With hard drives still offering the biggest bang for your storage buck, SSD sales are still vastly outpaced by hard drive sales, although the trend for premium slim and light notebook computers shipping with SSD drives as standard is clearly growing.
However, as long as SSDs remain significantly more expensive than HDDs, hard drive capacities will continue growing and delivering storage to the vast majority of the world's desktop and notebook computers.
This makes Seagate's announcement significant, for it breaks one barrier and sets up the next, while allowing the delivery of a single 3TB drive using three 1TB platters.
It will also 'help meet explosive worldwide demand for digital content storage in both the home and the office', as Seagate unsurprisingly states, as it clearly works to fill as much of that demand as possible.

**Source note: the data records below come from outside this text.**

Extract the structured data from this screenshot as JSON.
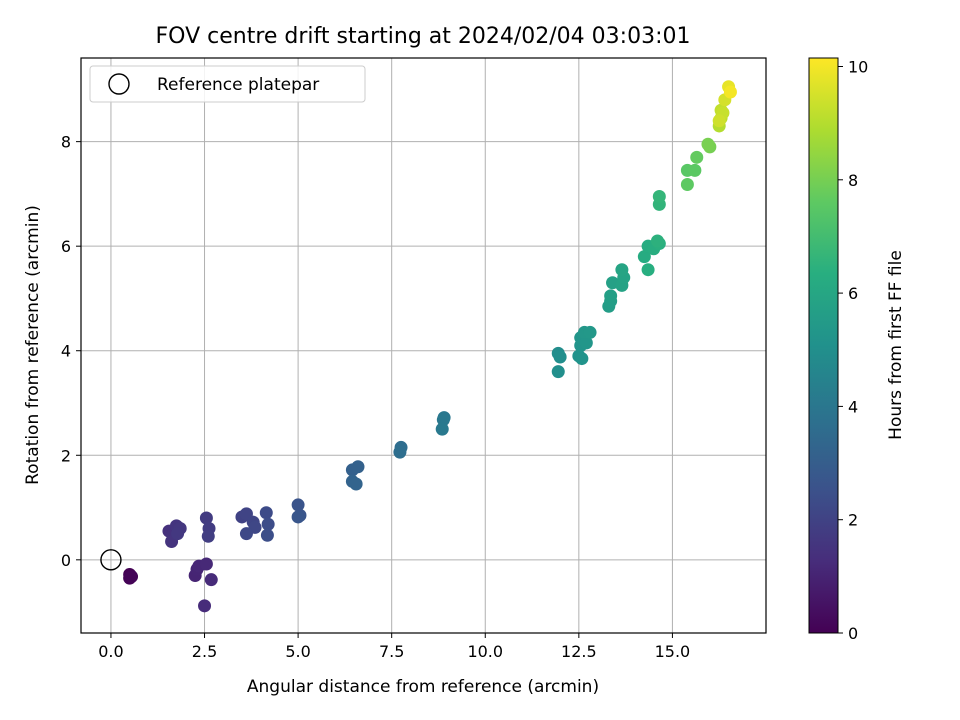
{
  "chart_data": {
    "type": "scatter",
    "title": "FOV centre drift starting at 2024/02/04 03:03:01",
    "xlabel": "Angular distance from reference (arcmin)",
    "ylabel": "Rotation from reference (arcmin)",
    "xlim": [
      -0.8,
      17.5
    ],
    "ylim": [
      -1.4,
      9.6
    ],
    "xticks": [
      0.0,
      2.5,
      5.0,
      7.5,
      10.0,
      12.5,
      15.0
    ],
    "xtick_labels": [
      "0.0",
      "2.5",
      "5.0",
      "7.5",
      "10.0",
      "12.5",
      "15.0"
    ],
    "yticks": [
      0,
      2,
      4,
      6,
      8
    ],
    "ytick_labels": [
      "0",
      "2",
      "4",
      "6",
      "8"
    ],
    "grid": true,
    "legend": {
      "placement": "top-left",
      "entries": [
        "Reference platepar"
      ]
    },
    "reference_point": {
      "x": 0.0,
      "y": 0.0
    },
    "colorbar": {
      "label": "Hours from first FF file",
      "colormap": "viridis",
      "range": [
        0,
        10.15
      ],
      "ticks": [
        0,
        2,
        4,
        6,
        8,
        10
      ],
      "tick_labels": [
        "0",
        "2",
        "4",
        "6",
        "8",
        "10"
      ]
    },
    "points": [
      {
        "x": 0.5,
        "y": -0.28,
        "h": 0.0
      },
      {
        "x": 0.5,
        "y": -0.35,
        "h": 0.05
      },
      {
        "x": 0.55,
        "y": -0.32,
        "h": 0.1
      },
      {
        "x": 2.25,
        "y": -0.3,
        "h": 1.0
      },
      {
        "x": 2.3,
        "y": -0.18,
        "h": 1.05
      },
      {
        "x": 2.35,
        "y": -0.12,
        "h": 1.1
      },
      {
        "x": 2.55,
        "y": -0.08,
        "h": 1.15
      },
      {
        "x": 2.68,
        "y": -0.38,
        "h": 1.2
      },
      {
        "x": 2.5,
        "y": -0.88,
        "h": 1.25
      },
      {
        "x": 1.55,
        "y": 0.55,
        "h": 1.4
      },
      {
        "x": 1.65,
        "y": 0.48,
        "h": 1.45
      },
      {
        "x": 1.62,
        "y": 0.35,
        "h": 1.5
      },
      {
        "x": 1.75,
        "y": 0.65,
        "h": 1.55
      },
      {
        "x": 1.85,
        "y": 0.6,
        "h": 1.6
      },
      {
        "x": 1.78,
        "y": 0.5,
        "h": 1.65
      },
      {
        "x": 2.55,
        "y": 0.8,
        "h": 1.75
      },
      {
        "x": 2.62,
        "y": 0.6,
        "h": 1.8
      },
      {
        "x": 2.6,
        "y": 0.45,
        "h": 1.85
      },
      {
        "x": 3.5,
        "y": 0.82,
        "h": 2.0
      },
      {
        "x": 3.62,
        "y": 0.88,
        "h": 2.05
      },
      {
        "x": 3.8,
        "y": 0.72,
        "h": 2.1
      },
      {
        "x": 3.85,
        "y": 0.62,
        "h": 2.15
      },
      {
        "x": 3.62,
        "y": 0.5,
        "h": 2.2
      },
      {
        "x": 4.15,
        "y": 0.9,
        "h": 2.3
      },
      {
        "x": 4.2,
        "y": 0.68,
        "h": 2.35
      },
      {
        "x": 4.18,
        "y": 0.47,
        "h": 2.4
      },
      {
        "x": 5.0,
        "y": 1.05,
        "h": 2.6
      },
      {
        "x": 5.05,
        "y": 0.85,
        "h": 2.65
      },
      {
        "x": 5.0,
        "y": 0.82,
        "h": 2.7
      },
      {
        "x": 6.45,
        "y": 1.72,
        "h": 3.1
      },
      {
        "x": 6.6,
        "y": 1.78,
        "h": 3.15
      },
      {
        "x": 6.45,
        "y": 1.5,
        "h": 3.2
      },
      {
        "x": 6.55,
        "y": 1.45,
        "h": 3.25
      },
      {
        "x": 7.75,
        "y": 2.15,
        "h": 3.6
      },
      {
        "x": 7.72,
        "y": 2.06,
        "h": 3.65
      },
      {
        "x": 8.9,
        "y": 2.72,
        "h": 4.0
      },
      {
        "x": 8.88,
        "y": 2.68,
        "h": 4.05
      },
      {
        "x": 8.85,
        "y": 2.5,
        "h": 4.1
      },
      {
        "x": 11.95,
        "y": 3.95,
        "h": 4.9
      },
      {
        "x": 12.0,
        "y": 3.88,
        "h": 4.95
      },
      {
        "x": 11.95,
        "y": 3.6,
        "h": 5.0
      },
      {
        "x": 12.5,
        "y": 3.9,
        "h": 5.1
      },
      {
        "x": 12.58,
        "y": 3.85,
        "h": 5.15
      },
      {
        "x": 12.55,
        "y": 4.1,
        "h": 5.2
      },
      {
        "x": 12.55,
        "y": 4.25,
        "h": 5.25
      },
      {
        "x": 12.7,
        "y": 4.15,
        "h": 5.3
      },
      {
        "x": 12.65,
        "y": 4.35,
        "h": 5.35
      },
      {
        "x": 12.8,
        "y": 4.35,
        "h": 5.4
      },
      {
        "x": 13.3,
        "y": 4.85,
        "h": 5.6
      },
      {
        "x": 13.35,
        "y": 4.95,
        "h": 5.65
      },
      {
        "x": 13.35,
        "y": 5.05,
        "h": 5.7
      },
      {
        "x": 13.4,
        "y": 5.3,
        "h": 5.75
      },
      {
        "x": 13.65,
        "y": 5.25,
        "h": 5.8
      },
      {
        "x": 13.7,
        "y": 5.4,
        "h": 5.85
      },
      {
        "x": 13.65,
        "y": 5.55,
        "h": 5.9
      },
      {
        "x": 14.25,
        "y": 5.8,
        "h": 6.2
      },
      {
        "x": 14.35,
        "y": 6.0,
        "h": 6.25
      },
      {
        "x": 14.5,
        "y": 5.95,
        "h": 6.3
      },
      {
        "x": 14.35,
        "y": 5.55,
        "h": 6.35
      },
      {
        "x": 14.65,
        "y": 6.05,
        "h": 6.4
      },
      {
        "x": 14.6,
        "y": 6.1,
        "h": 6.45
      },
      {
        "x": 14.65,
        "y": 6.8,
        "h": 6.6
      },
      {
        "x": 14.65,
        "y": 6.95,
        "h": 6.65
      },
      {
        "x": 15.4,
        "y": 7.45,
        "h": 7.5
      },
      {
        "x": 15.6,
        "y": 7.45,
        "h": 7.55
      },
      {
        "x": 15.4,
        "y": 7.18,
        "h": 7.6
      },
      {
        "x": 15.65,
        "y": 7.7,
        "h": 7.7
      },
      {
        "x": 16.0,
        "y": 7.9,
        "h": 8.0
      },
      {
        "x": 15.95,
        "y": 7.95,
        "h": 8.05
      },
      {
        "x": 16.25,
        "y": 8.3,
        "h": 9.0
      },
      {
        "x": 16.3,
        "y": 8.45,
        "h": 9.1
      },
      {
        "x": 16.3,
        "y": 8.6,
        "h": 9.2
      },
      {
        "x": 16.35,
        "y": 8.55,
        "h": 9.3
      },
      {
        "x": 16.4,
        "y": 8.8,
        "h": 9.5
      },
      {
        "x": 16.5,
        "y": 9.05,
        "h": 9.8
      },
      {
        "x": 16.55,
        "y": 8.95,
        "h": 10.0
      },
      {
        "x": 16.25,
        "y": 8.4,
        "h": 9.4
      }
    ]
  }
}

Seagate has chosen the 'GoFlex Desk' retail range of external hard drives to feature the technology first, and will come in 1TB, 1.5TB, 2TB and 3TB models.
The actual Seagate hard drive model to come with the new technology is its flagship 3.5-inch 'Barracuda' drive, featuring 3TBs of storage on 3 disk platters.
To put this into perspective, Seagate explains that this is 'enough capacity to store up to 120 high-definition movies, 1,500 video games, thousands of photos or virtually countless hours of digital music'.